The recommendation below is for personal websites only. Even so-called Performance First is not suitable for commercial websites.

Security First

  • Protocol: TLS 1.3 only
  • Ciphersuite: TLS_AES_256_GCM_SHA384 only
  • ECDH curve: X25519 only
  • No need to prefer server cipher
  • Certificate: 4096 bits RSA certificate, issued by ZeroSSL

Balanced

  • Protocol: TLS 1.2 and 1.3
  • Ciphersuite: ECDHE-ECDSA-AES128-GCM-SHA256, ECDHE-ECDSA-AES256-GCM-SHA384 and ECDHE-ECDSA-CHACHA20-POLY1305 for TLS 1.2, default ciphersuites for TLS 1.3
  • ECDH curve: X25519 and P-384
  • No need to prefer server cipher
  • Certificate: 384 bits ECC certificate, issued by ZeroSSL

Performance First

  • Protocol: TLS 1.2 and 1.3
  • Ciphersuite: ECDHE-ECDSA-AES128-GCM-SHA256, ECDHE-ECDSA-AES256-GCM-SHA384 and ECDHE-ECDSA-CHACHA20-POLY1305 for TLS 1.2, default ciphersuites for TLS 1.3
  • ECDH curve: X25519 and P-256
  • No need to prefer server cipher
  • Certificate: 256 bits ECC certificate, issued by ZeroSSL

Reason

Why not P-256 for all

Core issue is P-256 and P-384's strange seed, which means it is fairly possible that P-256 can be cracked by NSA. P-384 has more bits, so it would be hardly possible to be cracked even if there may be backdoors. So when security is a must, we should avoid usage of P-256 and P-384, leading to usage of RSA certificates and X25519 ECDH curve.

However, ECC certificates have special compatibility when IE on Windows is considered. So, for not that important websites, we can use P-384 as a compromise while avoid usage of P-256.
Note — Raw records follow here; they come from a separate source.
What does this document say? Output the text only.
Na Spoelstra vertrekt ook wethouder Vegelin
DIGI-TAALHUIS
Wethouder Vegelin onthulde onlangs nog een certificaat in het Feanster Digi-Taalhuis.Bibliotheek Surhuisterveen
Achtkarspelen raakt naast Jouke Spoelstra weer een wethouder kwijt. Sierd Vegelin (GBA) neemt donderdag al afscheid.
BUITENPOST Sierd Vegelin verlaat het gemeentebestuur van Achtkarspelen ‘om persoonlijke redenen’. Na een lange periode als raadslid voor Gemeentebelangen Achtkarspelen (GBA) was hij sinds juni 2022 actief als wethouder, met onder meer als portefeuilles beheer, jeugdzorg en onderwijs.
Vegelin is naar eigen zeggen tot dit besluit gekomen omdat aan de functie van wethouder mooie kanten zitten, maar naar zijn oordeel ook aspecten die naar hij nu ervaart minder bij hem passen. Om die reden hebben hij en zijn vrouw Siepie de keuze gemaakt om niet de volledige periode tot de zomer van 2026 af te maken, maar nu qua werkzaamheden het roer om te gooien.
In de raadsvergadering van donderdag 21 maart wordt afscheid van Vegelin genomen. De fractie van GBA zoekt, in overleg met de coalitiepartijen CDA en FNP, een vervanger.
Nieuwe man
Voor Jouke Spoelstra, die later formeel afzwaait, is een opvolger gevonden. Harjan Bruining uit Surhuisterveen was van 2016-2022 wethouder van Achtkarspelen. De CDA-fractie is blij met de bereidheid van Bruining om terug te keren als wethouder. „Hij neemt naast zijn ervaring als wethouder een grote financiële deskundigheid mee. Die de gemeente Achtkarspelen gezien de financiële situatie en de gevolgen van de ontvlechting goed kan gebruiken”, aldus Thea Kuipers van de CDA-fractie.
And for websites not containing important information, which means you feel free for NSA to spy on the data, you can use P-256, which provides higher performance.

Why ZeroSSL

NSA has the ability to force CAs in US to hand over their private keys (see here), so Let's Encrypt cannot be trusted. ZeroSSL is a company in Austria, which means it's not affected by US laws. In its ToS, it says:

The terms and use of ZeroSSL, product and software, are governed by Austrian law. Any litigation arising from use of ZeroSSL will be done through Austrian courts. As with all terms and conditions, use of ZeroSSL constitutes agreement to the same.